Analyzing Climate Change Policy Narratives with the Character-Role Narrative Framework (with Matteo Grigoletto)
Abstract
Understanding behavioral aspects of collective decision-making is an important challenge for eco- nomics, and narratives are a crucial group-based mechanism that influences human decision- making. This paper introduces the Character-Role Narrative Framework as a tool to systematically analyze narratives, and applies it to study US climate change policy on Twitter over the 2010- 2021 period. We build on the idea of the so-called drama triangle that suggests, within the context of a topic, the essence of a narrative is captured by its characters in one of three essential roles: hero, villain, and victim. We show how this intuitive framework can be easily integrated into an empirical pipeline and scaled up to large text corpora using supervised machine learning. In our application to US climate change policy narratives, we find strong changes in the frequency of simple and complex character-role narratives over time. Using contagiousness, popularity, and sparking conversation as three distinct dimensions of virality, we show that narratives that are simple, feature human characters and emphasize villains tend to be more viral. Focusing on Donald Trump as an example of a populist leader, we demonstrate that populism is linked to a higher share of such simple, human, and villain-focused narratives.
About this workshop
The Public Governance workshop is an online seminar series focused on state of art research in political economy that uses non-traditional data and data-intensive methods.
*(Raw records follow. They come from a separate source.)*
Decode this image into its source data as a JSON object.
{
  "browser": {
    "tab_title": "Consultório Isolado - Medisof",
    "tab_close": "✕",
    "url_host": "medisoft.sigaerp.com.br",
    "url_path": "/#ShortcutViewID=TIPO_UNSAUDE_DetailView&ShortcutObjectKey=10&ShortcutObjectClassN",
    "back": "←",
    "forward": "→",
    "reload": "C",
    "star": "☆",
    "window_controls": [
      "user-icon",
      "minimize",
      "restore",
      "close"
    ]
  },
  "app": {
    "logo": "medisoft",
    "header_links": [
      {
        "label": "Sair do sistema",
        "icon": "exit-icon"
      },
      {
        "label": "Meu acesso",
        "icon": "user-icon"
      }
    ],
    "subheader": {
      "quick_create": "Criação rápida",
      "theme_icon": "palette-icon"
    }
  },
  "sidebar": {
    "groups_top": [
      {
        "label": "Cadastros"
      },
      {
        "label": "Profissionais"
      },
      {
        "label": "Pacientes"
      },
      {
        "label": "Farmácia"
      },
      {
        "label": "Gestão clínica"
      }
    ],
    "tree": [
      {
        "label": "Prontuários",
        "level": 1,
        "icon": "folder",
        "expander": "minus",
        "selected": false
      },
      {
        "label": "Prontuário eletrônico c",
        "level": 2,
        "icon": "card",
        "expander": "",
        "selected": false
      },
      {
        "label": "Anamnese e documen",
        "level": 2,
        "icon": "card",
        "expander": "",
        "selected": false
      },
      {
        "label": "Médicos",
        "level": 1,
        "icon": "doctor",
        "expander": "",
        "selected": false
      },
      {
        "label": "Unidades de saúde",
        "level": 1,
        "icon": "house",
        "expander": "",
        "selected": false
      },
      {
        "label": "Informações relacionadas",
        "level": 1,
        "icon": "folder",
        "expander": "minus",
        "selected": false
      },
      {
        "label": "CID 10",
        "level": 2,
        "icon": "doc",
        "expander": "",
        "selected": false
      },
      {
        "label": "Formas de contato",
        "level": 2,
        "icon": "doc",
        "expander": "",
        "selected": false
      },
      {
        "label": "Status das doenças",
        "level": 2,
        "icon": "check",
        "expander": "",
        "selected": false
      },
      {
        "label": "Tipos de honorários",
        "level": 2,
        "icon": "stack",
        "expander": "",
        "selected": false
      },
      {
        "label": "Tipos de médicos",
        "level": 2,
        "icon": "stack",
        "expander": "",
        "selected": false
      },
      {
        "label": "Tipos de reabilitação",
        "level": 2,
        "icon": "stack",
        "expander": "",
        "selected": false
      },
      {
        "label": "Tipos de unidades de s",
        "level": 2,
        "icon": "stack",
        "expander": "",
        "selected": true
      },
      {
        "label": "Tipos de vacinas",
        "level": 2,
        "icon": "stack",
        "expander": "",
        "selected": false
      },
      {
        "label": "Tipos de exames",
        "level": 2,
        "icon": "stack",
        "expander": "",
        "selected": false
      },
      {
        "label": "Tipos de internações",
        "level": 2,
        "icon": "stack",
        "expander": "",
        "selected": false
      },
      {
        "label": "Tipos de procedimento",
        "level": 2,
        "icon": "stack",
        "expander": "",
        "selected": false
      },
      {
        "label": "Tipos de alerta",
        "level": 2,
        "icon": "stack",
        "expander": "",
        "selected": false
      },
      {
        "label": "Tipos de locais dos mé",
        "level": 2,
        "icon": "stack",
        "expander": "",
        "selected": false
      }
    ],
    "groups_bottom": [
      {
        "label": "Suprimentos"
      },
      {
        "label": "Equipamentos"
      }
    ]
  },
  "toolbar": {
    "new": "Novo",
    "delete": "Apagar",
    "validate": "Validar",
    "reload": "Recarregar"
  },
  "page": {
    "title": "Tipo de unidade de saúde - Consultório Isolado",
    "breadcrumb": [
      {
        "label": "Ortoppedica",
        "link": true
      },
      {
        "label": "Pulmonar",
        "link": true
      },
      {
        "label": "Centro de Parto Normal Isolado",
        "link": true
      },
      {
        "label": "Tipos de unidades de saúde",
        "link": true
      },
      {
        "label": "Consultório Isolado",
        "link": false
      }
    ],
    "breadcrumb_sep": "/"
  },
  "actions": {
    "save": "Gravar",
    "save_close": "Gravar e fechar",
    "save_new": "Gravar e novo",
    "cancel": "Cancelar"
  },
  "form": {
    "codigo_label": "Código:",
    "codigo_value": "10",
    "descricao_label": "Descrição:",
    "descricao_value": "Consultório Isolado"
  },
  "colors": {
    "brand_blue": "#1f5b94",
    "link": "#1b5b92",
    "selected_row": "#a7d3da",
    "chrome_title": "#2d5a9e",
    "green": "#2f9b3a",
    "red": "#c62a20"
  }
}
The workshop gives a platform for the research on the role of governance in designing and developing better policies. Key features are the political environment, the role of the media, the engagement of stakeholders such as civil society and firms, the market structure and level of competition, and the independence of public regulators, among others. Particular emphasis is placed on research with NLP methods due to the proven usefulness of transforming text into data for further econometric analysis.
Periodicity: Mondays from 17h30 to 19h.